Formation

Métavers et formation : des pistes encore exploratoires pour tirer le meilleur du digital

Par Philippe Guerrier | Le | Digital learning

Table ronde UHFP 2023 : Marie Attard (Kwark Education), Pascal Miché (CCCA-BTP) et Yannig Raffenel (EdTech France) partagent leurs points de vue et leurs expériences sur les environnements immersifs appliqués aux parcours de formation.

UHFP 2023 à Cannes : table ronde métavers et formation - © Ifocop
UHFP 2023 à Cannes : table ronde métavers et formation - © Ifocop

Une table ronde organisée le 26 janvier 2023 dans le cadre de l’UHFP (Université d’hiver de la formation professionnelle) à Cannes sous la houlette de Centre Inffo a permis de faire le point sur l’exploration des métavers dans les parcours de formation.

Trois experts sont intervenus pour partager leurs points de vue et leurs expériences : 

  • Marie Attard, Secrétaire générale de Kwark Education ;
  • Pascal Miché, Responsable Pôle Ingénierie et Innovation pédagogique du CCCA-BTP ;
  • Yannig Raffenel, Président EdTech France.

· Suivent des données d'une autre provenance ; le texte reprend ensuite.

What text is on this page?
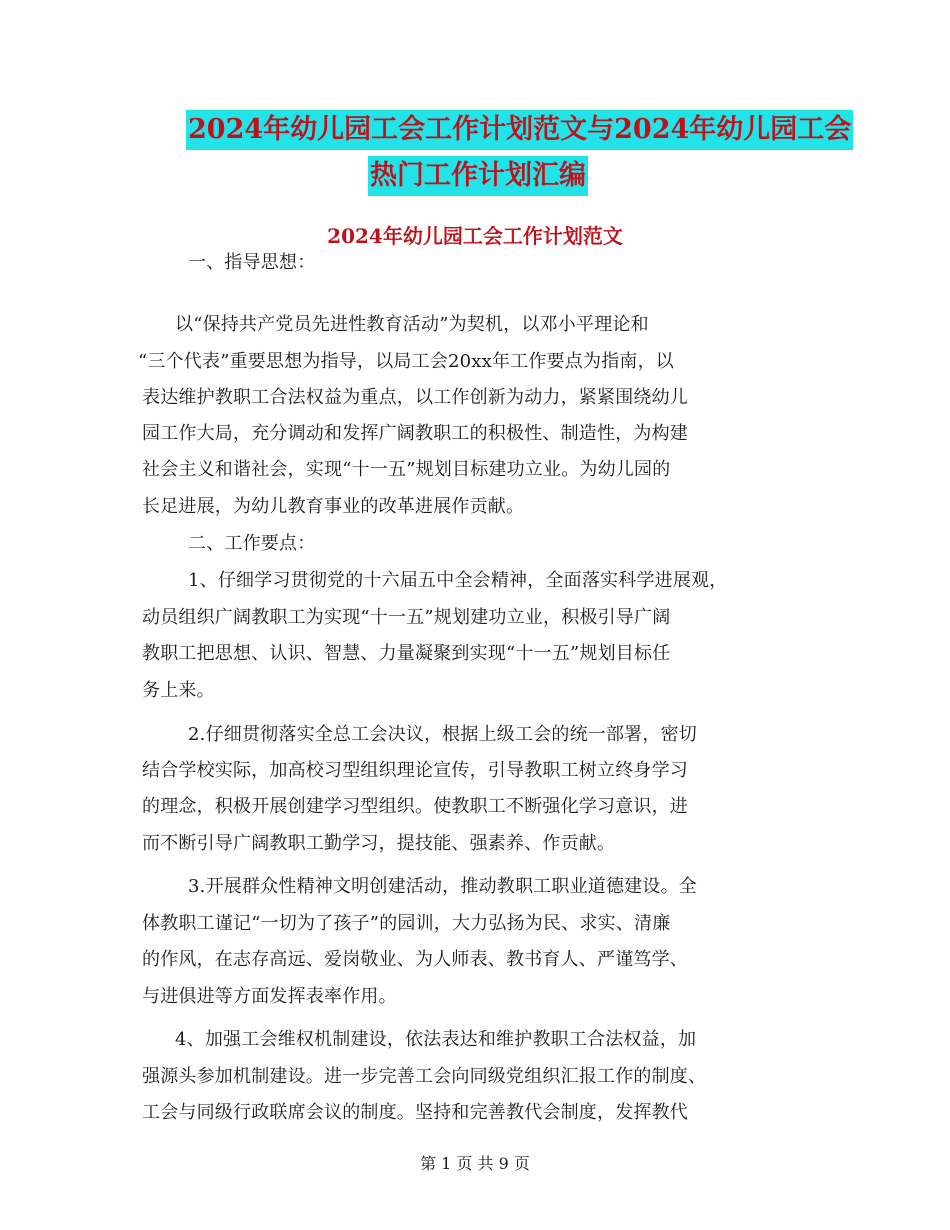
2024年幼儿园工会工作计划范文与2024年幼儿园工会
热门工作计划汇编
2024年幼儿园工会工作计划范文
一、指导思想：
以“保持共产党员先进性教育活动”为契机，以邓小平理论和
“三个代表”重要思想为指导，以局工会20xx年工作要点为指南，以
表达维护教职工合法权益为重点，以工作创新为动力，紧紧围绕幼儿
园工作大局，充分调动和发挥广阔教职工的积极性、制造性，为构建
社会主义和谐社会，实现“十一五”规划目标建功立业。为幼儿园的
长足进展，为幼儿教育事业的改革进展作贡献。
二、工作要点：
1、仔细学习贯彻党的十六届五中全会精神，全面落实科学进展观，
动员组织广阔教职工为实现“十一五”规划建功立业，积极引导广阔
教职工把思想、认识、智慧、力量凝聚到实现“十一五”规划目标任
务上来。
2.仔细贯彻落实全总工会决议，根据上级工会的统一部署，密切
结合学校实际，加高校习型组织理论宣传，引导教职工树立终身学习
的理念，积极开展创建学习型组织。使教职工不断强化学习意识，进
而不断引导广阔教职工勤学习，提技能、强素养、作贡献。
3.开展群众性精神文明创建活动，推动教职工职业道德建设。全
体教职工谨记“一切为了孩子”的园训，大力弘扬为民、求实、清廉
的作风，在志存高远、爱岗敬业、为人师表、教书育人、严谨笃学、
与进俱进等方面发挥表率作用。
4、加强工会维权机制建设，依法表达和维护教职工合法权益，加
强源头参加机制建设。进一步完善工会向同级党组织汇报工作的制度、
工会与同级行政联席会议的制度。坚持和完善教代会制度，发挥教代
第 1 页 共 9 页
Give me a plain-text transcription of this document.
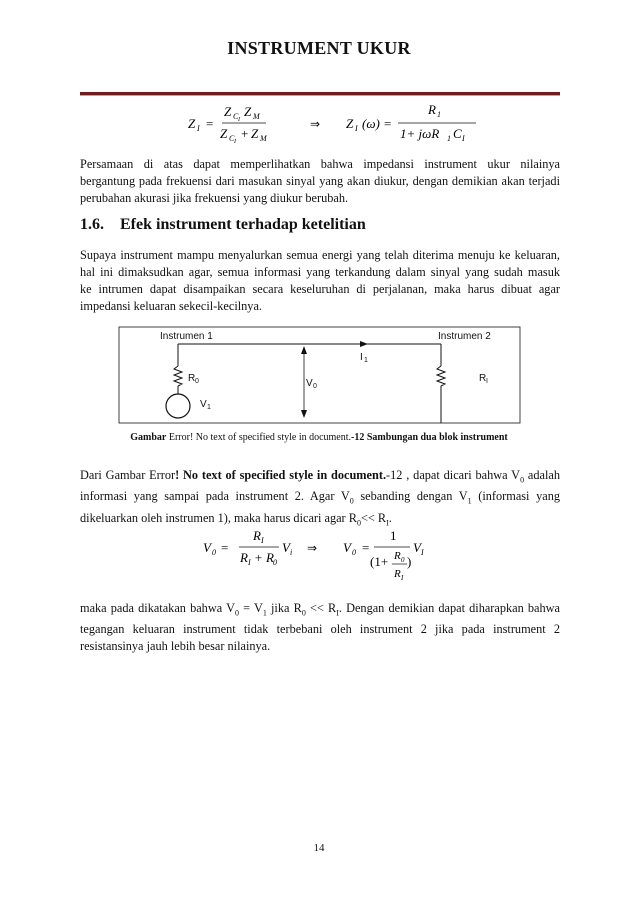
INSTRUMENT UKUR
Z I =
Z C I
Z M
Z C I
+ Z M
⇒ Z I (ω) =
R 1
1+ jωR 1 C I
Persamaan di atas dapat memperlihatkan bahwa impedansi instrument ukur nilainya
bergantung pada frekuensi dari masukan sinyal yang akan diukur, dengan demikian akan terjadi
perubahan akurasi jika frekuensi yang diukur berubah.
1.6. Efek instrument terhadap ketelitian
Supaya instrument mampu menyalurkan semua energi yang telah diterima menuju ke keluaran,
hal ini dimaksudkan agar, semua informasi yang terkandung dalam sinyal yang sudah masuk
ke intrumen dapat disampaikan secara keseluruhan di perjalanan, maka harus dibuat agar
impedansi keluaran sekecil-kecilnya.
Instrumen 1	Instrumen 2
R 0
V 1
V 0
I 1
R I
Gambar Error! No text of specified style in document.-12 Sambungan dua blok instrument
Dari Gambar Error! No text of specified style in document.-12 , dapat dicari bahwa $V_0$ adalah
informasi yang sampai pada instrument 2. Agar $V_0$ sebanding dengan $V_1$ (informasi yang
dikeluarkan oleh instrumen 1), maka harus dicari agar $R_0<< R_I$.
V 0 =
R I
R I + R 0
V i ⇒ V 0 =
1
(1+ R 0
R I
)
V I
maka pada dikatakan bahwa $V_0 = V_1$ jika $R_0 << R_I$. Dengan demikian dapat diharapkan bahwa
tegangan keluaran instrument tidak terbebani oleh instrument 2 jika pada instrument 2
resistansinya jauh lebih besar nilainya.
14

Marie Attard, Kwark Education : « Une trentaine de clients dans le métavers, dont des centres de formation » 

  • Marie Attard - © D.R.
    Marie Attard - © D.R.

    « Kwark Education est une société spécialisée dans le digital learning et la formation en environnement digital. En 2022, nous avons développé le premier métavers éducatif baptisé MetaKwark. Nous sommes en mesure de proposer des métavers personnalisés en fonction des besoins de nos clients, avec l’appui de notre partenaire technologique Manzalab.

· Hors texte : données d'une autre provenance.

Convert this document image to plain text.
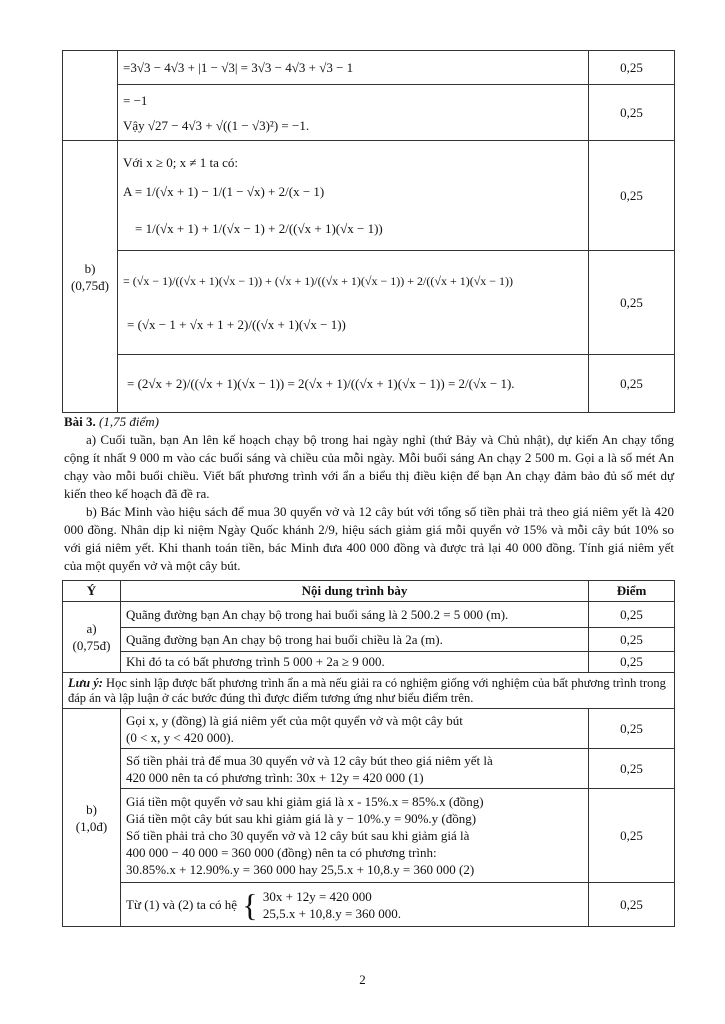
	=3√3 − 4√3 + |1 − √3| = 3√3 − 4√3 + √3 − 1	0,25

	= −1
Vậy √27 − 4√3 + √((1 − √3)²) = −1.	0,25

b)
(0,75đ)	Với x ≥ 0; x ≠ 1 ta có:
A = 1/(√x + 1) − 1/(1 − √x) + 2/(x − 1)
= 1/(√x + 1) + 1/(√x − 1) + 2/((√x + 1)(√x − 1))	0,25

	= (√x − 1)/((√x + 1)(√x − 1)) + (√x + 1)/((√x + 1)(√x − 1)) + 2/((√x + 1)(√x − 1))
= (√x − 1 + √x + 1 + 2)/((√x + 1)(√x − 1))	0,25

	= (2√x + 2)/((√x + 1)(√x − 1)) = 2(√x + 1)/((√x + 1)(√x − 1)) = 2/(√x − 1).	0,25

Bài 3. (1,75 điểm)

a) Cuối tuần, bạn An lên kế hoạch chạy bộ trong hai ngày nghỉ (thứ Bảy và Chủ nhật), dự kiến An chạy tổng cộng ít nhất 9 000 m vào các buổi sáng và chiều của mỗi ngày. Mỗi buổi sáng An chạy 2 500 m. Gọi a là số mét An chạy vào mỗi buổi chiều. Viết bất phương trình với ẩn a biểu thị điều kiện để bạn An chạy đảm bảo đủ số mét dự kiến theo kế hoạch đã đề ra.

b) Bác Minh vào hiệu sách để mua 30 quyển vở và 12 cây bút với tổng số tiền phải trả theo giá niêm yết là 420 000 đồng. Nhân dịp kỉ niệm Ngày Quốc khánh 2/9, hiệu sách giảm giá mỗi quyển vở 15% và mỗi cây bút 10% so với giá niêm yết. Khi thanh toán tiền, bác Minh đưa 400 000 đồng và được trả lại 40 000 đồng. Tính giá niêm yết của một quyển vở và một cây bút.

Ý	Nội dung trình bày	Điểm

a)
(0,75đ)	Quãng đường bạn An chạy bộ trong hai buổi sáng là 2 500.2 = 5 000 (m).	0,25
	Quãng đường bạn An chạy bộ trong hai buổi chiều là 2a (m).	0,25
	Khi đó ta có bất phương trình 5 000 + 2a ≥ 9 000.	0,25
Lưu ý: Học sinh lập được bất phương trình ẩn a mà nếu giải ra có nghiệm giống với nghiệm của bất phương trình trong đáp án và lập luận ở các bước đúng thì được điểm tương ứng như biểu điểm trên.		

b)
(1,0đ)	Gọi x, y (đồng) là giá niêm yết của một quyển vở và một cây bút
(0 < x, y < 420 000).	0,25

	Số tiền phải trả để mua 30 quyển vở và 12 cây bút theo giá niêm yết là
420 000 nên ta có phương trình: 30x + 12y = 420 000 (1)	0,25

	Giá tiền một quyển vở sau khi giảm giá là x - 15%.x = 85%.x (đồng)
Giá tiền một cây bút sau khi giảm giá là y − 10%.y = 90%.y (đồng)
Số tiền phải trả cho 30 quyển vở và 12 cây bút sau khi giảm giá là
400 000 − 40 000 = 360 000 (đồng) nên ta có phương trình:
30.85%.x + 12.90%.y = 360 000 hay 25,5.x + 10,8.y = 360 000 (2)	0,25
	Từ (1) và (2) ta có hệ { 30x + 12y = 420 000
25,5.x + 10,8.y = 360 000.	0,25
2
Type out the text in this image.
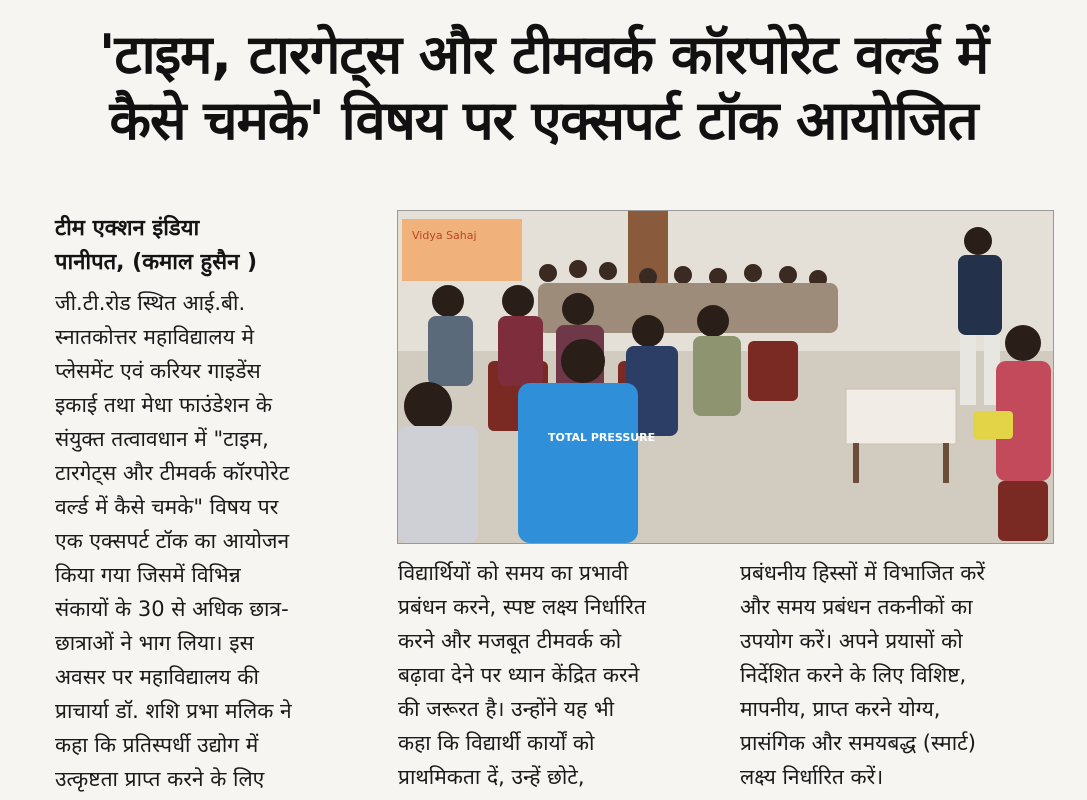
'टाइम, टारगेट्स और टीमवर्क कॉरपोरेट वर्ल्ड में
कैसे चमके' विषय पर एक्सपर्ट टॉक आयोजित
टीम एक्शन इंडिया
पानीपत, (कमाल हुसैन )

जी.टी.रोड स्थित आई.बी.

स्नातकोत्तर महाविद्यालय मे

प्लेसमेंट एवं करियर गाइडेंस

इकाई तथा मेधा फाउंडेशन के

संयुक्त तत्वावधान में "टाइम,

टारगेट्स और टीमवर्क कॉरपोरेट

वर्ल्ड में कैसे चमके" विषय पर

एक एक्सपर्ट टॉक का आयोजन

किया गया जिसमें विभिन्न

संकायों के 30 से अधिक छात्र-

छात्राओं ने भाग लिया। इस

अवसर पर महाविद्यालय की

प्राचार्या डॉ. शशि प्रभा मलिक ने

कहा कि प्रतिस्पर्धी उद्योग में

उत्कृष्टता प्राप्त करने के लिए

Vidya Sahaj
TOTAL PRESSURE

विद्यार्थियों को समय का प्रभावी

प्रबंधन करने, स्पष्ट लक्ष्य निर्धारित

करने और मजबूत टीमवर्क को

बढ़ावा देने पर ध्यान केंद्रित करने

की जरूरत है। उन्होंने यह भी

कहा कि विद्यार्थी कार्यों को

प्राथमिकता दें, उन्हें छोटे,

प्रबंधनीय हिस्सों में विभाजित करें

और समय प्रबंधन तकनीकों का

उपयोग करें। अपने प्रयासों को

निर्देशित करने के लिए विशिष्ट,

मापनीय, प्राप्त करने योग्य,

प्रासंगिक और समयबद्ध (स्मार्ट)

लक्ष्य निर्धारित करें।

  • Sur le volet métavers, nous travaillons avec une trentaine de clients, surtout des entreprises dans le retail, les services, les transports et les télécoms. Nous avons aussi des centres de formation comme Ifocop.
  • Avant de déployer un métavers dans une organisation, c’est important d’avoir une phase initiale de réflexion d’au moins un an. Nous avançons essentiellement par voie d’expérimentation avec nos clients. Elles concernent souvent la gestion RH, comme l’onboarding, l’événementiel, le recrutement et la fidélisation, et la formation. Nous travaillons beaucoup avec des universités d’entreprise dans ce sens.
  • La vibration humaine dans le métavers se situe dans les échanges. Au regard des expérimentations entreprises, nous avons observé que les apprenants les plus timides s’expriment plus facilement dans les environnements immersifs. Nous sommes dans une transformation sociale avec la libération de la parole dans le travail et l’apprentissage en mode projet. Ce sera important à prendre en compte dans la formation à des nouveaux métiers dans le cadre du plan d’investissement France 2030.
  • Le recours aux environnements immersifs constituent aussi un changement pour les formateurs, qui craignent de voir leur fonction disparaître. En fait, il s’agit surtout de faire évoluer leurs pratiques en intégrant l’usage de nouveaux outils. »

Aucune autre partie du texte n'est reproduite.